A 90th-minute penalty, converted by home striker Sebastian Polter, sealed the hosts' third league win this season on an emotional night at Union's sold-out Alten Foersterei stadium.
However, the referee had to march both teams off for six minutes at the start of the second-half after fireworks launched from the terraces landed on the pitch.
After the final whistle, a group of Union 'Ultras' - masked hardcore fans - invaded the pitch seemingly intent on confronting their Hertha rivals, before Union players persuaded them to return to the stands.
"It's a city derby and there was a lot of emotion," said match-winner Polter.
"We, as players, wanted to make sure the (image of the) club wasn't harmed and we had a responsibility to prevent our fans from doing anything stupid."
Nevertheless, hosts Union now enjoy bragging rights after a historic night for football in Germany's capital.
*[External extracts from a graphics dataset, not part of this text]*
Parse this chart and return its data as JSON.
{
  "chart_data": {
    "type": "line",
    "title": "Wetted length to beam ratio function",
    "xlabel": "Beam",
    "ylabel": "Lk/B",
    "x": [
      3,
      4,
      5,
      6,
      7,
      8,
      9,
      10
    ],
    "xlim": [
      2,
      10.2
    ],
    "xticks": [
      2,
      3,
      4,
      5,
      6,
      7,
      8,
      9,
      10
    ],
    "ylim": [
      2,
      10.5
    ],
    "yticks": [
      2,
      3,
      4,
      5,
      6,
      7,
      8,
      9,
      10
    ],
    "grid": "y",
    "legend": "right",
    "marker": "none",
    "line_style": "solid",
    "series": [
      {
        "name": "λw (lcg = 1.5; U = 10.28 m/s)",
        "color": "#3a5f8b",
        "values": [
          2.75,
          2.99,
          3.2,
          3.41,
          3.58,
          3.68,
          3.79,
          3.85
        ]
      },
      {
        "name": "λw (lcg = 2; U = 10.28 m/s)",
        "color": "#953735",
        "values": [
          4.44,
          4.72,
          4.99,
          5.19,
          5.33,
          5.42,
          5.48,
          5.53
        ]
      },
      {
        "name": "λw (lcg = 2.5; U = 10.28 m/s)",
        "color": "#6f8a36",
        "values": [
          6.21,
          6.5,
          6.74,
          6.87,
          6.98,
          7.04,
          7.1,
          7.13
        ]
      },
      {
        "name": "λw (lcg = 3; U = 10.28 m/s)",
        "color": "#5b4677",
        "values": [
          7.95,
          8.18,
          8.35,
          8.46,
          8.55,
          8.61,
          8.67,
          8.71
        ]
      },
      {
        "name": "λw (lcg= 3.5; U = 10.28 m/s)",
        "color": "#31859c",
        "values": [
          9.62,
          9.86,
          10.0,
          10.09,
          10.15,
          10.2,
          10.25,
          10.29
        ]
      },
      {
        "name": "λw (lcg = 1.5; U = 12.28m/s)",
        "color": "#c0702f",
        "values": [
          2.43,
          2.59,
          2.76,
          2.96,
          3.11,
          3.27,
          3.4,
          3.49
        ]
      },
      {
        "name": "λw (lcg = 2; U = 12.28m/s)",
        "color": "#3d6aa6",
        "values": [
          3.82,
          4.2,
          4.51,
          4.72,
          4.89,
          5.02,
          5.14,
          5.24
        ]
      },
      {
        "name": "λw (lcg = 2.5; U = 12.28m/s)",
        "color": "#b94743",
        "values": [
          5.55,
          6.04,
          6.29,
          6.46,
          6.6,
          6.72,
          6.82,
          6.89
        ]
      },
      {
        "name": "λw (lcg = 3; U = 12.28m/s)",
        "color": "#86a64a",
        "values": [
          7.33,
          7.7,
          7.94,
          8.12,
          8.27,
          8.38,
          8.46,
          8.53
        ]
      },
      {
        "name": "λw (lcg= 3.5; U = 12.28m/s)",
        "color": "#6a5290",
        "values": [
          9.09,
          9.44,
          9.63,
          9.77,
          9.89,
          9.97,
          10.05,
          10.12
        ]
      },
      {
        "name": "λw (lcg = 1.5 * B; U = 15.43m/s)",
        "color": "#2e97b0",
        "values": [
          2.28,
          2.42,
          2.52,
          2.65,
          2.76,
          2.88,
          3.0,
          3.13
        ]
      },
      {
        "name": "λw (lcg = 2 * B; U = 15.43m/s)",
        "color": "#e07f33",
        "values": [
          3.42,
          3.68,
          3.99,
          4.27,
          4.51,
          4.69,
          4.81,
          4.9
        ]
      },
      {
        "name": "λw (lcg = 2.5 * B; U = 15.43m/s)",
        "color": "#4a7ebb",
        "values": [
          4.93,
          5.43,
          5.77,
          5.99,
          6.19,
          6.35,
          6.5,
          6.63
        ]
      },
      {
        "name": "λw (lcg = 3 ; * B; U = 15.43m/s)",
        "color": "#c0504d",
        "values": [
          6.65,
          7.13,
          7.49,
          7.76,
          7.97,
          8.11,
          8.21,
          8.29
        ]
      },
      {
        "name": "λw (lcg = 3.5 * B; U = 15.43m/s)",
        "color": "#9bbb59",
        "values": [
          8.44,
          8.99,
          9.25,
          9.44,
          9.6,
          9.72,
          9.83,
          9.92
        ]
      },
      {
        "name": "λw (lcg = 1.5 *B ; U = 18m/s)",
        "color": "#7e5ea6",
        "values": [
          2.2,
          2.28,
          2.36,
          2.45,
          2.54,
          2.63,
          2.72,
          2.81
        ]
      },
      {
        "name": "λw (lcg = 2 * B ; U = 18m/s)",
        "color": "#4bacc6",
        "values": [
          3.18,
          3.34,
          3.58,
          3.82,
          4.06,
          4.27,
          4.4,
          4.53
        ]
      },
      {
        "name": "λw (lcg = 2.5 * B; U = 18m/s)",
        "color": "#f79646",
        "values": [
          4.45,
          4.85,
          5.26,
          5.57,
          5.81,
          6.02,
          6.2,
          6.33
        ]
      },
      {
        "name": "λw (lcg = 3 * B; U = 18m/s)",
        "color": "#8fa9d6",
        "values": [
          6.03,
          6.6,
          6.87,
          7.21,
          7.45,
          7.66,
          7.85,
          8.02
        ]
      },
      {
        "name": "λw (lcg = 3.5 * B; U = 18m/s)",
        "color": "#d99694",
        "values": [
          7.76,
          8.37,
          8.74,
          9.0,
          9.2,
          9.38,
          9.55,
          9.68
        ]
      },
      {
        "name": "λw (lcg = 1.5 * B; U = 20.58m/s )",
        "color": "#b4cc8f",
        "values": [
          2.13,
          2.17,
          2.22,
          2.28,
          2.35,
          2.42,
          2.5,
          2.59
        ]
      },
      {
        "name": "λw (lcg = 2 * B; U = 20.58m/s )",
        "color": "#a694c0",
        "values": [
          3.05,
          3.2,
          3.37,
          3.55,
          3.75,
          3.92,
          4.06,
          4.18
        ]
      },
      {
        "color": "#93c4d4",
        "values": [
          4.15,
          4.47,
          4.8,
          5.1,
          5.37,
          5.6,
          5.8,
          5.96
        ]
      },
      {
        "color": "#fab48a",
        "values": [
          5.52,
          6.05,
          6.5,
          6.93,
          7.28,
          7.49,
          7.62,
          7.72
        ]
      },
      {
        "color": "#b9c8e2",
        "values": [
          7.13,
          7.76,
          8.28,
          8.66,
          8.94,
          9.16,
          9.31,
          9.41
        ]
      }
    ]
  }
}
Next Saturday will mark 30 years since the Berlin Wall came down. Hertha had originally wanted to host the derby on the anniversary, an idea Union rejected.
Just 26 kilometres (16 miles) separates Berlin's top clubs, but the Iron Curtain that divided communist East Germany from capitalist West Germany from 1961 kept the two clubs at a much greater distance until the Wall came down in 1989.
This was only the fifth competitive meeting between the clubs, following Union's promotion to the Bundesliga in May, having previously only met in Germany's second tier.
Hertha hosted Union in a friendly at the Olympic Stadium in January 1990 -- just days after the Wall fell -- when both sets of fans united on the terraces to sing about Germany's imminent reunification - a unique moment some fans will never forget.
"It used to be that Hertha and Union were friends, which is important to us," said 71-year-old Hertha fan Helmut Klopftleich, a former East German who fled to West Berlin in 1984.
"We lived in East Berlin at the time of the Wall, but ran away to the west, and moved from Union to Hertha. Today, we are real Hertha (fans)."